しかし、巨大な振り子刃は一つではない。ストッパーが外れた天井裏から、次々と無数の振り子刃と、自己増殖ワイヤーが巻き付けられたスパイク付きの巨大ローラーが、純粋な重力と位置エネルギーだけに従って容赦なく落下してきたのだ。
「魔力感知のスキルが全く反応しない! ただの物理的な刃だぞ!」
魔法の罠を解除したと信じ切っていた彼らに、魔力を一切使わない純粋な物理機構の破壊の嵐が襲いかかる。
逃げようと後退した者の足には、床に落ちていた自己増殖ワイヤーが魔力を吸って爆発的に絡みつき、その場に拘束する。動けなくなった彼らの上を、数トンのスパイクローラーがミンチ機のように無慈悲に通過していった。
「ぎゃあああああっ!」
「話が違う! こんな罠があるなんて聞いてなかっ――」
絶叫はすぐに途絶え、通路にはただ、振り子刃が空を切る重々しい音だけが響き続けた。
★★★★★★★★★★★
「……対象の全滅を確認。

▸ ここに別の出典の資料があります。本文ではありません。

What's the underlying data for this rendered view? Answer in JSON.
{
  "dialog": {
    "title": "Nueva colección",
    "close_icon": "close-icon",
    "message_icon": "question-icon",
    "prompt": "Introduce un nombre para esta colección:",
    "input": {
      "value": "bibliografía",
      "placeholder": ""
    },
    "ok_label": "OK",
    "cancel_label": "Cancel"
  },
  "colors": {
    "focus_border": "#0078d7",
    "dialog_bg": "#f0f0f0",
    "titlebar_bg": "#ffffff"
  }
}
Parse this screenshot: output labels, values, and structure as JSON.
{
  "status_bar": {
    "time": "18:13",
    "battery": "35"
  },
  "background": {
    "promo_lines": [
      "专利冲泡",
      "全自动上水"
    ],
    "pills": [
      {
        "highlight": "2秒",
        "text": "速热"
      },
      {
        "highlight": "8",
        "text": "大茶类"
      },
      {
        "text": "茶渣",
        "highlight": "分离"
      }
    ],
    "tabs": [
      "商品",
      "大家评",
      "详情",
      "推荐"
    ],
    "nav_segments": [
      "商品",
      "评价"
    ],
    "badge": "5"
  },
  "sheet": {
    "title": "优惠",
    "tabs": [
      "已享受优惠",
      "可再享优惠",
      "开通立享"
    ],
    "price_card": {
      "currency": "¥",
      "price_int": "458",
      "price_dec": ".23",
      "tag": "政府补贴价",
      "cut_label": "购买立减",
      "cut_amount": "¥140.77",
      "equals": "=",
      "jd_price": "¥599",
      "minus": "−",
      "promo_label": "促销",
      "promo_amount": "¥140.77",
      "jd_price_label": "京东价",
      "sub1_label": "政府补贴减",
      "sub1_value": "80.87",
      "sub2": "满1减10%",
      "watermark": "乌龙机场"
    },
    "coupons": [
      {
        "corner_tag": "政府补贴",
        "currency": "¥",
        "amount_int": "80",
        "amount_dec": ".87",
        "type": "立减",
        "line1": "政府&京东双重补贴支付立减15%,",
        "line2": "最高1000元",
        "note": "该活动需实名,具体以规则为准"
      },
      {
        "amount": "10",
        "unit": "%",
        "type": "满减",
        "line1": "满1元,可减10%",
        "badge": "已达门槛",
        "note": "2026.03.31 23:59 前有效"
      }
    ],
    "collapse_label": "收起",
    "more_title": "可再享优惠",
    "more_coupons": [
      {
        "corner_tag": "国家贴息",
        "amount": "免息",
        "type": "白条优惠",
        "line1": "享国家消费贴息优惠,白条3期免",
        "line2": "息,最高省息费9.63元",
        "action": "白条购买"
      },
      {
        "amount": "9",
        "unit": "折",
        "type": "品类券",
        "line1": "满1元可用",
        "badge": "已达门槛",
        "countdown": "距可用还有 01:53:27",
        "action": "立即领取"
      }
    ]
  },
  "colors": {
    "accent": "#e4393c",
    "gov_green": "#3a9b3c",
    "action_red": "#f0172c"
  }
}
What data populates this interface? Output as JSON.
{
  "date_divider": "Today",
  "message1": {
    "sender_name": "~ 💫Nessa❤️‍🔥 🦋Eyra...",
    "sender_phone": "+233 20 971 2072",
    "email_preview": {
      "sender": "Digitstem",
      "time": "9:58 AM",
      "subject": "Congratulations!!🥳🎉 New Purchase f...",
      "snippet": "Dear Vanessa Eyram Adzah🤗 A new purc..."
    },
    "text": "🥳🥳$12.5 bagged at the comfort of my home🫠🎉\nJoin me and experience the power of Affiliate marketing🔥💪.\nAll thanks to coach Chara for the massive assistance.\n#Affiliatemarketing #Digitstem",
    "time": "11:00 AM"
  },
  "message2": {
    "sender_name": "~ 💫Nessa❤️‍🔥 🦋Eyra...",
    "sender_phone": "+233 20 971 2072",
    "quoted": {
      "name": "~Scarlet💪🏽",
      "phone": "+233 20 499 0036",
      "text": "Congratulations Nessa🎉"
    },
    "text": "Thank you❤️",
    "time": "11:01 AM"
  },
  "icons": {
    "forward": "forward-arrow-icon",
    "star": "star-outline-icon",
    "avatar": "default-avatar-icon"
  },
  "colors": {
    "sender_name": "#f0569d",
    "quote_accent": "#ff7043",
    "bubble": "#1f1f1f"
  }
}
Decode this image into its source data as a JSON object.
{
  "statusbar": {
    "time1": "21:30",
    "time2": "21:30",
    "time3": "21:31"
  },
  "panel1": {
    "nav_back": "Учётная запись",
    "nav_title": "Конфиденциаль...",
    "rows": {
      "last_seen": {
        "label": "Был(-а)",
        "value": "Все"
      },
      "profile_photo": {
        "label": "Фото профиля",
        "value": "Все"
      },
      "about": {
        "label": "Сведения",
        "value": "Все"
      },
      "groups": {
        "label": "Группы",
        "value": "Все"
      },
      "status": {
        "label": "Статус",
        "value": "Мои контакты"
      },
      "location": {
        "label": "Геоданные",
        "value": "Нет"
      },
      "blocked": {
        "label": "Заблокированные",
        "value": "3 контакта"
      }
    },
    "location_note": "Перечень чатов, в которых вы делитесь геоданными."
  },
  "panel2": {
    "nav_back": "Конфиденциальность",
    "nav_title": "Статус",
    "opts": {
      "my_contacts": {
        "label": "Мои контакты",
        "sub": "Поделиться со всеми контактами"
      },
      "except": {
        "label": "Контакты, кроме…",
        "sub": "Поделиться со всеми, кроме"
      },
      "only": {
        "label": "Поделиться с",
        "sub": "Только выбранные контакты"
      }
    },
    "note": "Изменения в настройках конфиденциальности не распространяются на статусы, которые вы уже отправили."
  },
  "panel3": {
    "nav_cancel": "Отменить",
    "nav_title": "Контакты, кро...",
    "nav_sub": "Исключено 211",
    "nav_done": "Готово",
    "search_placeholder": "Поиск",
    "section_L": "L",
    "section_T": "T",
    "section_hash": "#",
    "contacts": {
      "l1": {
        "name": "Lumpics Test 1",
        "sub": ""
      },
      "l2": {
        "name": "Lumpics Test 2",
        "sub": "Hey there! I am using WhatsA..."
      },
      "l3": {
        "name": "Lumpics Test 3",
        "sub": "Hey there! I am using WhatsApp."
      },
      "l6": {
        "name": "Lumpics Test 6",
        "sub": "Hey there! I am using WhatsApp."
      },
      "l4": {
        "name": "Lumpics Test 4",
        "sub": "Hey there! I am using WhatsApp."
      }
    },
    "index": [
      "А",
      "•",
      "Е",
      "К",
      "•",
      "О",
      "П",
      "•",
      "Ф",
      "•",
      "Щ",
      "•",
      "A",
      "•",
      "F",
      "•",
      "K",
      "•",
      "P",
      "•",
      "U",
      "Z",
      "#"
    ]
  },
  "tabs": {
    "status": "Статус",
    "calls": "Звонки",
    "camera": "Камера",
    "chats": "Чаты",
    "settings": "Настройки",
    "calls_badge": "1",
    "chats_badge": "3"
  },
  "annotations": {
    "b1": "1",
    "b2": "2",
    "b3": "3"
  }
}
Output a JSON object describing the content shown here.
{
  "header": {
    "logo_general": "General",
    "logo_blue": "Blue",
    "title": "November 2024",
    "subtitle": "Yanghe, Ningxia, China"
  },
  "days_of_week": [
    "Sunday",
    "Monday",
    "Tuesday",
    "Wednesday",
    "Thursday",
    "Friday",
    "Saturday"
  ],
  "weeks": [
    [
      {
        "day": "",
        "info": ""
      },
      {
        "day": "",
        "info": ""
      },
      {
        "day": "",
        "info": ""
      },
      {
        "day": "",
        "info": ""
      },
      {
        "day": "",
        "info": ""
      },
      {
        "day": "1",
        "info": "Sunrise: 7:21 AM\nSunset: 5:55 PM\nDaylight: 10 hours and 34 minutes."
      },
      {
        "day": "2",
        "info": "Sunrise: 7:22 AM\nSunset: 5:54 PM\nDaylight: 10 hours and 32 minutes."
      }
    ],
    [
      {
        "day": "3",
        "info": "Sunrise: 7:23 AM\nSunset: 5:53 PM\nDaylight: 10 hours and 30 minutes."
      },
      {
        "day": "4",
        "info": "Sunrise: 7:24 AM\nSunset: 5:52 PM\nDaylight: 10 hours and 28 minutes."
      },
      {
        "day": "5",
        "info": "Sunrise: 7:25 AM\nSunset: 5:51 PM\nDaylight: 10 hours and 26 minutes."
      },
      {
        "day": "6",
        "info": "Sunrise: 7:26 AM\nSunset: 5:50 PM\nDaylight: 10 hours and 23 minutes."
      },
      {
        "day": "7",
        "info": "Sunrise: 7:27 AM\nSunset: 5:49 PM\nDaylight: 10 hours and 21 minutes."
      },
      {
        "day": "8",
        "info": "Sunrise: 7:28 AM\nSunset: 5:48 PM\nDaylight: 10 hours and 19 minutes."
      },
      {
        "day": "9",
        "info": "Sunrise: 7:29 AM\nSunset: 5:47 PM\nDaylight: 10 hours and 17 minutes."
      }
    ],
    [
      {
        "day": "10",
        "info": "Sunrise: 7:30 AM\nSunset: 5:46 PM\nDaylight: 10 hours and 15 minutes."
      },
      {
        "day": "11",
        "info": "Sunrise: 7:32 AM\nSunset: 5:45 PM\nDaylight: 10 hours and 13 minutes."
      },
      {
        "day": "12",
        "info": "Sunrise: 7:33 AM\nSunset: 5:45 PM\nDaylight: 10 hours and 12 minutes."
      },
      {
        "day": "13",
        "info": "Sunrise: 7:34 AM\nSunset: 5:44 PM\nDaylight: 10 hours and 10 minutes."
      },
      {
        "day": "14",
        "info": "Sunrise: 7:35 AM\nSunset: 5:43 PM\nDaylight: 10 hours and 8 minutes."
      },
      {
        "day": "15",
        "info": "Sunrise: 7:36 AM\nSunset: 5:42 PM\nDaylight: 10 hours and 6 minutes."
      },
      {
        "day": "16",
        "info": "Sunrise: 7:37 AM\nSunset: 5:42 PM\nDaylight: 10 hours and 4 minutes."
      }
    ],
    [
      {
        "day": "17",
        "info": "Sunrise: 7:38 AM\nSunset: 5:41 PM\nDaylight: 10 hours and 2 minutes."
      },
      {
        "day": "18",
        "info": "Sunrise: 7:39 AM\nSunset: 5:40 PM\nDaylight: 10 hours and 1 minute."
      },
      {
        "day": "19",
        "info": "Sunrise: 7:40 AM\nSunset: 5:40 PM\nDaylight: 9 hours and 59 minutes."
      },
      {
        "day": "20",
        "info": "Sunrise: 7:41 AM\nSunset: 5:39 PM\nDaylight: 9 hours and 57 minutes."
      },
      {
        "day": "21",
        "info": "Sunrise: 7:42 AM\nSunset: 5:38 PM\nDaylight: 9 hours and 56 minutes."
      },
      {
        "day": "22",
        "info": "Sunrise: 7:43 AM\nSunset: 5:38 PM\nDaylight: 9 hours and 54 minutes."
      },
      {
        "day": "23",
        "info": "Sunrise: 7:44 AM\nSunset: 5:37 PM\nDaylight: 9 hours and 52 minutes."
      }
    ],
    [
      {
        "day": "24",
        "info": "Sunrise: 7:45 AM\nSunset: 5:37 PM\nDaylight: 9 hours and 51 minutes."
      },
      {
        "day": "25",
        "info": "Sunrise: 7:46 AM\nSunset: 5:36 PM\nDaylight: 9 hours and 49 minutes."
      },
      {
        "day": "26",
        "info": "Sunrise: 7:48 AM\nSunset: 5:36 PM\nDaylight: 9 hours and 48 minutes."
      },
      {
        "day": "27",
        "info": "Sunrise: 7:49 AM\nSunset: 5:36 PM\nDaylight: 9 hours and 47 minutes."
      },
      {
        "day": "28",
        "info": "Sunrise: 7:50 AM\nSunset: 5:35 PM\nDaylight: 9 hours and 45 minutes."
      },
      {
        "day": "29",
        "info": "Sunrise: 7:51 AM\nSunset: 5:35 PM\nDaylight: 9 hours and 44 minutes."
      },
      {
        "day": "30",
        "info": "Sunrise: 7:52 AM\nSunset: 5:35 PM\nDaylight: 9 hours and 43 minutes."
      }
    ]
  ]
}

防衛完了だ」
監視室で、グンツが静かに宣言した。
「流出した弱点を突いたつもりが、自ら最悪の起動スイッチを押すことになるとはな。これでこの通路の掃除は完了だ」
グンツはパイプ椅子に腰掛け、ヘルメットを脱いだ。
「素晴らしいですわ、グンツ様! 重力と振り子の運動だけであんな破壊力が出るなんて……私のワイヤーも大活躍でしたわね!」
セリアが涙を引っ込めて、目を輝かせながら拍手をする。
「決算報告をします」
リーゼロッテがバインダーを開き、満足げに頷いた。
「魔力供給が絶たれたことで作動するため、罠が稼働している間のランニングコストは完全にゼロです。対して、回収された先遣隊の装備品の売却益は金貨200枚を下りません。圧倒的な費用対効果です」
「ふふっ、この先遣隊の全滅の報せを聞いて、本隊の連中はパニックになるでしょうね」
ヴィオラが魔導板を指で弾きながら妖艶に笑う。
「ギルドが手に入れた情報が本物なのか、それとも罠なのか。疑心暗鬼に陥って、足並みはガタガタに崩れるわよ」
「流出情報通りに動けば、俺が突貫工事で上書きした新たな殺戮地帯に落ちる。だが、情報を無視して進めば、既存の致死トラップの餌食になる。どっちの道を選んでも結末は同じだぞ」
グンツは冷酷な笑みを深め、残っていたコーヒーを飲み干した。
「きゅ〜ん?」
「わふっ!」
テラスのガラス戸が開き、日向ぼっこを終えて毛皮をホカホカに温めたブランとノワールが、のんびりとした足取りで部屋に入ってきた。
彼らは血生臭い防衛戦など知る由もなく、グンツの足元にすり寄って短い尻尾を振っている。
「……お前らは本当に平和でいいな。さて、勇者の本隊が来る前に、次の仕込みを終わらせるぞ」
グンツは二匹の頭を優しく撫でると、再び新しい図面が広げられた机へと力強く歩み寄った。